1 Ontstaan en loop van het geding
Aan belanghebbende is met dagtekening 13 maart 2012 een aanslag in het recht van successie opgelegd naar een belaste verkrijging van € 4.144.843, welke aanslag, na daartegen gemaakt bezwaar, bij uitspraak van de Inspecteur is gehandhaafd.
Belanghebbende is van deze uitspraak in beroep gekomen bij de Rechtbank. Ter zake van dit beroep heeft de griffier van de Rechtbank van belanghebbende een griffierecht geheven van € 42. De Rechtbank heeft het beroep gegrond verklaard, de uitspraak op bezwaar alsmede de aanslag vernietigd, de Inspecteur veroordeeld tot een vergoeding van immateriële schade van € 500, de Inspecteur veroordeeld in de proceskosten van belanghebbende ten bedrage van € 208,57 en gelast dat de Inspecteur het door belanghebbende betaalde griffierecht van € 42 aan deze vergoedt.
Tegen deze uitspraak heeft de Inspecteur hoger beroep ingesteld bij het Hof. Belanghebbende heeft een verweerschrift ingediend.
Belanghebbende heeft incidenteel hoger beroep ingesteld tegen de uitspraak van de Rechtbank. Bij brief van 28 november 2014 heeft belanghebbende het incidenteel hoger beroep ingetrokken.

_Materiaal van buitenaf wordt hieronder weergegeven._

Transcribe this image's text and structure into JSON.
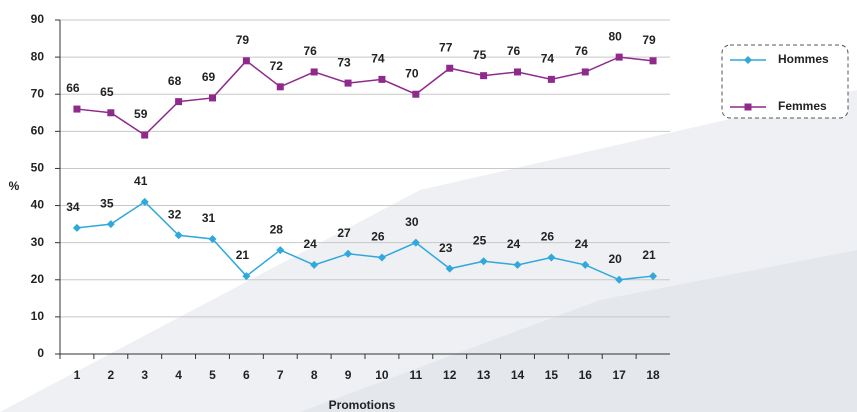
{
  "chart_data": {
    "type": "line",
    "categories": [
      1,
      2,
      3,
      4,
      5,
      6,
      7,
      8,
      9,
      10,
      11,
      12,
      13,
      14,
      15,
      16,
      17,
      18
    ],
    "series": [
      {
        "name": "Hommes",
        "color": "#2fa8dc",
        "marker": "diamond",
        "values": [
          34,
          35,
          41,
          32,
          31,
          21,
          28,
          24,
          27,
          26,
          30,
          23,
          25,
          24,
          26,
          24,
          20,
          21
        ]
      },
      {
        "name": "Femmes",
        "color": "#8e2a8c",
        "marker": "square",
        "values": [
          66,
          65,
          59,
          68,
          69,
          79,
          72,
          76,
          73,
          74,
          70,
          77,
          75,
          76,
          74,
          76,
          80,
          79
        ]
      }
    ],
    "ylabel": "%",
    "xlabel": "Promotions",
    "ylim": [
      0,
      90
    ],
    "yticks": [
      0,
      10,
      20,
      30,
      40,
      50,
      60,
      70,
      80,
      90
    ],
    "grid": true,
    "legend": "right"
  }
}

Op grond van artikel 8:58 van de Algemene wet bestuursrecht hebben partijen vóór de zitting nadere stukken ingediend. Deze stukken zijn in afschrift verstrekt aan de wederpartij.

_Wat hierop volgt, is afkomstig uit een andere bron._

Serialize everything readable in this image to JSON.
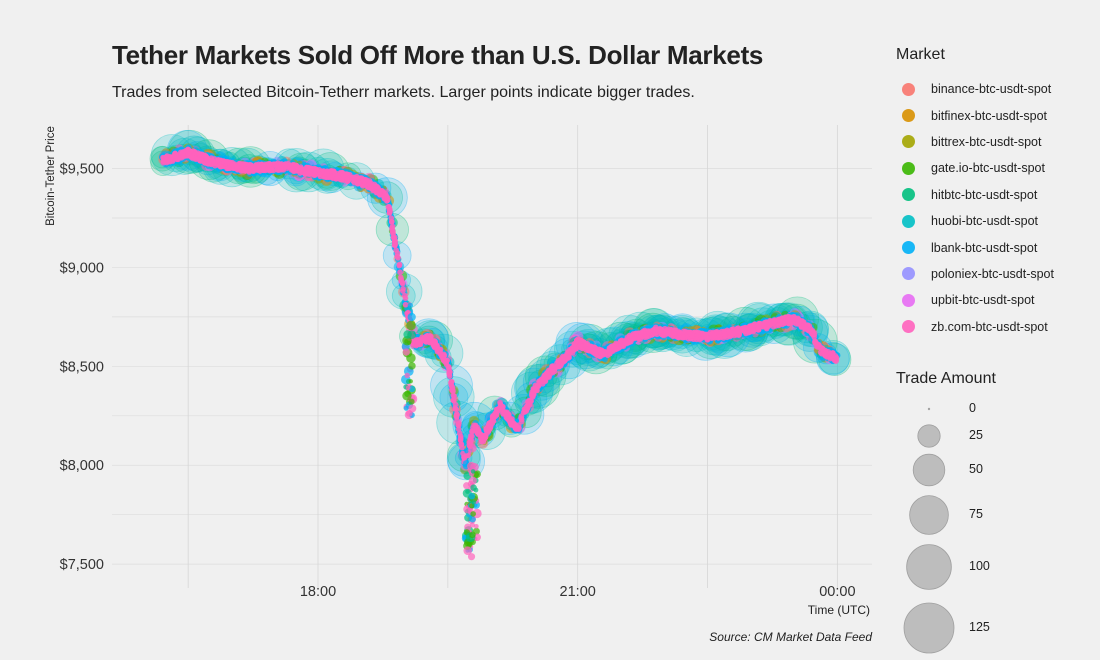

Het onderzoek ter zitting heeft plaatsgehad op 27 augustus 2015 te ‘s-Hertogenbosch. Aldaar zijn toen verschenen en gehoord de broer van belanghebbende, [A] te [B] , ter bijstand vergezeld van zijn echtgenote, en mevrouw [C] , de heer [D] , en mevrouw [E] , als gemachtigden van belanghebbende, ter bijstand vergezeld van de heer [F] , alsmede, namens de Inspecteur, de heer [G] , de heer [H] , de heer [J] en de heer [K] .

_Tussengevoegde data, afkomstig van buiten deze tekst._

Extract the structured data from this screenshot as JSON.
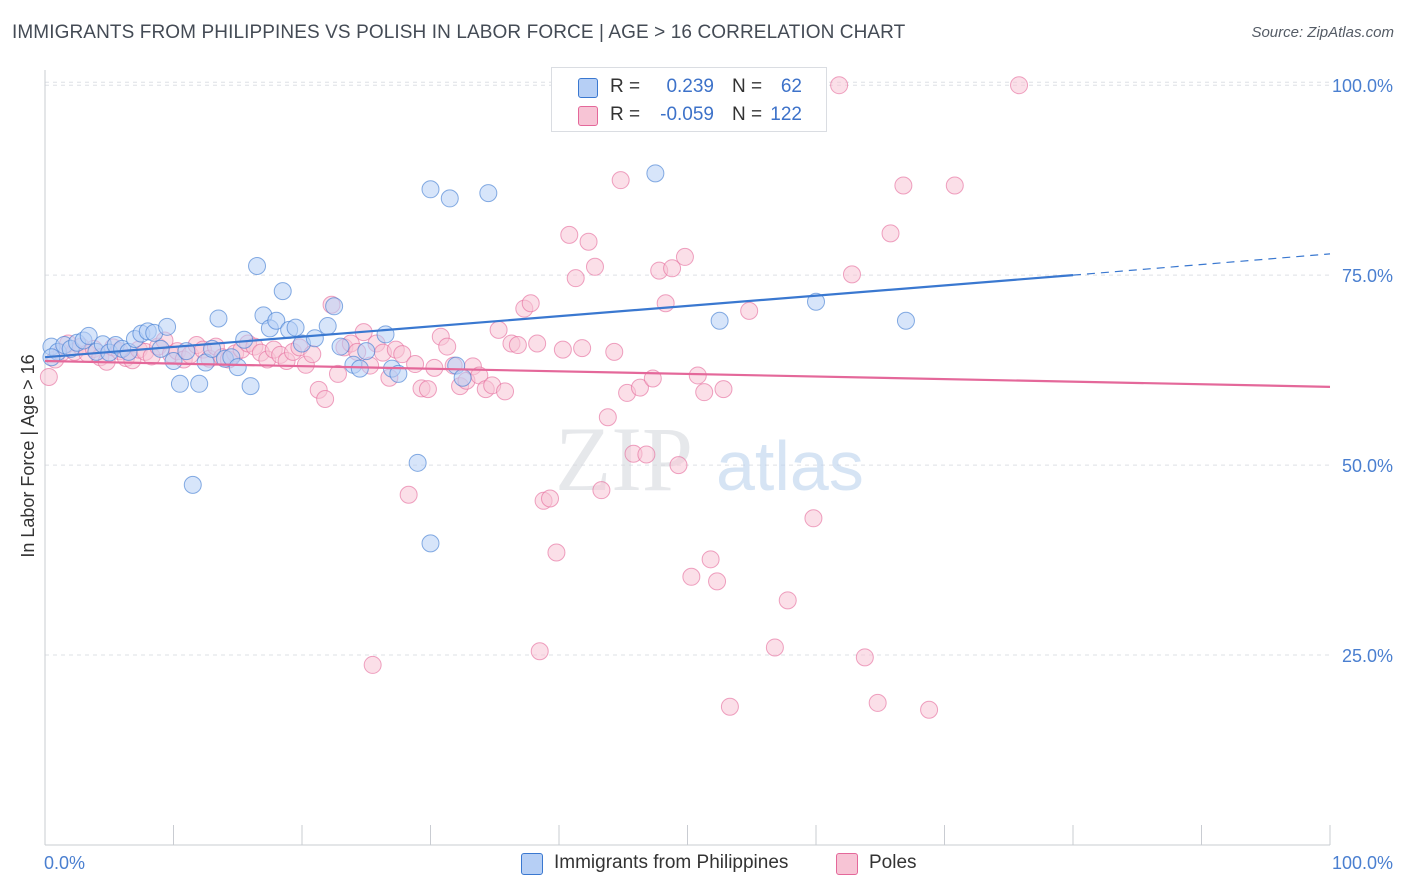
{
  "title": "IMMIGRANTS FROM PHILIPPINES VS POLISH IN LABOR FORCE | AGE > 16 CORRELATION CHART",
  "source": "Source: ZipAtlas.com",
  "watermark": {
    "zip": "ZIP",
    "atlas": "atlas"
  },
  "colors": {
    "blue": "#3a78d0",
    "blue_fill": "#b6cff5",
    "pink": "#e4689a",
    "pink_fill": "#f7c4d5",
    "tick_text": "#4a7fd0",
    "grid": "#dde0e5"
  },
  "legend": {
    "rows": [
      {
        "r_label": "R =",
        "r_value": "0.239",
        "n_label": "N =",
        "n_value": "62"
      },
      {
        "r_label": "R =",
        "r_value": "-0.059",
        "n_label": "N =",
        "n_value": "122"
      }
    ]
  },
  "bottom_legend": [
    {
      "label": "Immigrants from Philippines"
    },
    {
      "label": "Poles"
    }
  ],
  "chart_data": {
    "type": "scatter",
    "title": "IMMIGRANTS FROM PHILIPPINES VS POLISH IN LABOR FORCE | AGE > 16 CORRELATION CHART",
    "xlabel": "",
    "ylabel": "In Labor Force | Age > 16",
    "xlim": [
      0,
      100
    ],
    "ylim": [
      0,
      102
    ],
    "x_tick_labels": [
      "0.0%",
      "100.0%"
    ],
    "y_ticks": [
      25,
      50,
      75,
      100
    ],
    "y_tick_labels": [
      "25.0%",
      "50.0%",
      "75.0%",
      "100.0%"
    ],
    "grid": true,
    "series": [
      {
        "name": "Immigrants from Philippines",
        "trendline": {
          "x": [
            0,
            80
          ],
          "y": [
            64.2,
            75.0
          ],
          "dashed_extension_to": [
            100,
            77.8
          ]
        },
        "points": [
          [
            0.5,
            65.6
          ],
          [
            1.0,
            64.9
          ],
          [
            1.5,
            65.8
          ],
          [
            2.0,
            65.3
          ],
          [
            2.5,
            66.1
          ],
          [
            3.0,
            66.4
          ],
          [
            3.4,
            67.0
          ],
          [
            4.0,
            64.9
          ],
          [
            4.5,
            65.9
          ],
          [
            5.0,
            64.8
          ],
          [
            5.5,
            65.8
          ],
          [
            6.0,
            65.3
          ],
          [
            6.5,
            64.9
          ],
          [
            7.0,
            66.6
          ],
          [
            7.5,
            67.3
          ],
          [
            8.0,
            67.6
          ],
          [
            8.5,
            67.4
          ],
          [
            9.0,
            65.3
          ],
          [
            9.5,
            68.2
          ],
          [
            10.0,
            63.7
          ],
          [
            10.5,
            60.7
          ],
          [
            11.0,
            65.0
          ],
          [
            11.5,
            47.4
          ],
          [
            12.0,
            60.7
          ],
          [
            12.5,
            63.5
          ],
          [
            13.0,
            65.3
          ],
          [
            13.5,
            69.3
          ],
          [
            14.0,
            64.0
          ],
          [
            14.5,
            64.2
          ],
          [
            15.0,
            62.9
          ],
          [
            15.5,
            66.5
          ],
          [
            16.0,
            60.4
          ],
          [
            16.5,
            76.2
          ],
          [
            17.0,
            69.7
          ],
          [
            17.5,
            68.0
          ],
          [
            18.0,
            69.0
          ],
          [
            18.5,
            72.9
          ],
          [
            19.0,
            67.8
          ],
          [
            19.5,
            68.1
          ],
          [
            20.0,
            66.0
          ],
          [
            21.0,
            66.7
          ],
          [
            22.0,
            68.3
          ],
          [
            22.5,
            70.9
          ],
          [
            23.0,
            65.6
          ],
          [
            24.0,
            63.2
          ],
          [
            24.5,
            62.7
          ],
          [
            25.0,
            65.0
          ],
          [
            26.5,
            67.2
          ],
          [
            27.0,
            62.7
          ],
          [
            27.5,
            62.0
          ],
          [
            29.0,
            50.3
          ],
          [
            30.0,
            39.7
          ],
          [
            30.0,
            86.3
          ],
          [
            31.5,
            85.1
          ],
          [
            32.0,
            63.1
          ],
          [
            32.5,
            61.5
          ],
          [
            34.5,
            85.8
          ],
          [
            47.5,
            88.4
          ],
          [
            52.5,
            69.0
          ],
          [
            60.0,
            71.5
          ],
          [
            67.0,
            69.0
          ],
          [
            0.5,
            64.2
          ]
        ]
      },
      {
        "name": "Poles",
        "trendline": {
          "x": [
            0,
            100
          ],
          "y": [
            63.7,
            60.3
          ]
        },
        "points": [
          [
            0.3,
            61.6
          ],
          [
            0.8,
            63.9
          ],
          [
            1.3,
            64.8
          ],
          [
            1.8,
            66.0
          ],
          [
            2.3,
            64.9
          ],
          [
            2.8,
            65.6
          ],
          [
            3.3,
            64.7
          ],
          [
            3.8,
            65.3
          ],
          [
            4.3,
            64.2
          ],
          [
            4.8,
            63.6
          ],
          [
            5.3,
            65.5
          ],
          [
            5.8,
            65.0
          ],
          [
            6.3,
            64.1
          ],
          [
            6.8,
            63.8
          ],
          [
            7.3,
            65.2
          ],
          [
            7.8,
            64.9
          ],
          [
            8.3,
            64.3
          ],
          [
            8.8,
            65.6
          ],
          [
            9.3,
            66.4
          ],
          [
            9.8,
            64.6
          ],
          [
            10.3,
            65.0
          ],
          [
            10.8,
            63.9
          ],
          [
            11.3,
            64.5
          ],
          [
            11.8,
            65.8
          ],
          [
            12.3,
            65.2
          ],
          [
            12.8,
            64.0
          ],
          [
            13.3,
            65.6
          ],
          [
            13.8,
            64.2
          ],
          [
            14.3,
            63.9
          ],
          [
            14.8,
            64.7
          ],
          [
            15.3,
            65.2
          ],
          [
            15.8,
            66.0
          ],
          [
            16.3,
            65.6
          ],
          [
            16.8,
            64.8
          ],
          [
            17.3,
            63.9
          ],
          [
            17.8,
            65.2
          ],
          [
            18.3,
            64.5
          ],
          [
            18.8,
            63.7
          ],
          [
            19.3,
            64.9
          ],
          [
            19.8,
            65.5
          ],
          [
            20.3,
            63.2
          ],
          [
            20.8,
            64.6
          ],
          [
            21.3,
            59.9
          ],
          [
            21.8,
            58.7
          ],
          [
            22.3,
            71.1
          ],
          [
            22.8,
            62.0
          ],
          [
            23.3,
            65.5
          ],
          [
            23.8,
            66.0
          ],
          [
            24.3,
            64.9
          ],
          [
            24.8,
            67.5
          ],
          [
            25.3,
            63.1
          ],
          [
            25.8,
            66.0
          ],
          [
            26.3,
            64.8
          ],
          [
            26.8,
            61.5
          ],
          [
            27.3,
            65.2
          ],
          [
            27.8,
            64.6
          ],
          [
            28.3,
            46.1
          ],
          [
            28.8,
            63.3
          ],
          [
            29.3,
            60.1
          ],
          [
            29.8,
            60.0
          ],
          [
            30.3,
            62.8
          ],
          [
            30.8,
            66.9
          ],
          [
            31.3,
            65.6
          ],
          [
            31.8,
            63.1
          ],
          [
            32.3,
            60.4
          ],
          [
            32.8,
            61.1
          ],
          [
            33.3,
            63.0
          ],
          [
            33.8,
            61.8
          ],
          [
            34.3,
            60.0
          ],
          [
            34.8,
            60.5
          ],
          [
            35.3,
            67.8
          ],
          [
            35.8,
            59.7
          ],
          [
            36.3,
            66.0
          ],
          [
            36.8,
            65.8
          ],
          [
            37.3,
            70.6
          ],
          [
            37.8,
            71.3
          ],
          [
            38.3,
            66.0
          ],
          [
            38.8,
            45.3
          ],
          [
            39.3,
            45.6
          ],
          [
            39.8,
            38.5
          ],
          [
            40.3,
            65.2
          ],
          [
            40.8,
            80.3
          ],
          [
            41.3,
            74.6
          ],
          [
            41.8,
            65.4
          ],
          [
            42.3,
            79.4
          ],
          [
            42.8,
            76.1
          ],
          [
            43.3,
            46.7
          ],
          [
            43.8,
            56.3
          ],
          [
            44.3,
            64.9
          ],
          [
            44.8,
            87.5
          ],
          [
            45.3,
            59.5
          ],
          [
            45.8,
            51.5
          ],
          [
            46.3,
            60.2
          ],
          [
            46.8,
            51.4
          ],
          [
            47.3,
            61.4
          ],
          [
            47.8,
            75.6
          ],
          [
            48.3,
            71.3
          ],
          [
            48.8,
            75.9
          ],
          [
            49.3,
            50.0
          ],
          [
            49.8,
            77.4
          ],
          [
            50.3,
            35.3
          ],
          [
            50.8,
            61.8
          ],
          [
            51.3,
            59.6
          ],
          [
            51.8,
            37.6
          ],
          [
            52.3,
            34.7
          ],
          [
            52.8,
            60.0
          ],
          [
            53.3,
            18.2
          ],
          [
            54.8,
            70.3
          ],
          [
            56.8,
            26.0
          ],
          [
            57.8,
            32.2
          ],
          [
            59.8,
            43.0
          ],
          [
            61.8,
            100.0
          ],
          [
            62.8,
            75.1
          ],
          [
            63.8,
            24.7
          ],
          [
            64.8,
            18.7
          ],
          [
            65.8,
            80.5
          ],
          [
            66.8,
            86.8
          ],
          [
            68.8,
            17.8
          ],
          [
            70.8,
            86.8
          ],
          [
            75.8,
            100.0
          ],
          [
            25.5,
            23.7
          ],
          [
            38.5,
            25.5
          ]
        ]
      }
    ]
  }
}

Belanghebbende heeft te dezer zitting een pleitnota voorgedragen en exemplaren daarvan overgelegd aan het Hof en aan de wederpartij. De Inspecteur heeft geen bezwaar gemaakt tegen overlegging van de bij deze pleitnota behorende bijlage.
Aan het einde van de zitting heeft het Hof het onderzoek gesloten.
Van de zitting is een proces-verbaal opgemaakt, dat in afschrift aan partijen is verzonden.
2 Tussen partijen vaststaande feiten
Op grond van de stukken van het geding en het onderzoek ter zitting zijn in deze zaak de volgende feiten en omstandigheden voor het Hof komen vast te staan:
Belanghebbende is de zoon van [L] (hierna: erflater). Erflater is geboren op [geboortedatum 1] 1946 te [M] .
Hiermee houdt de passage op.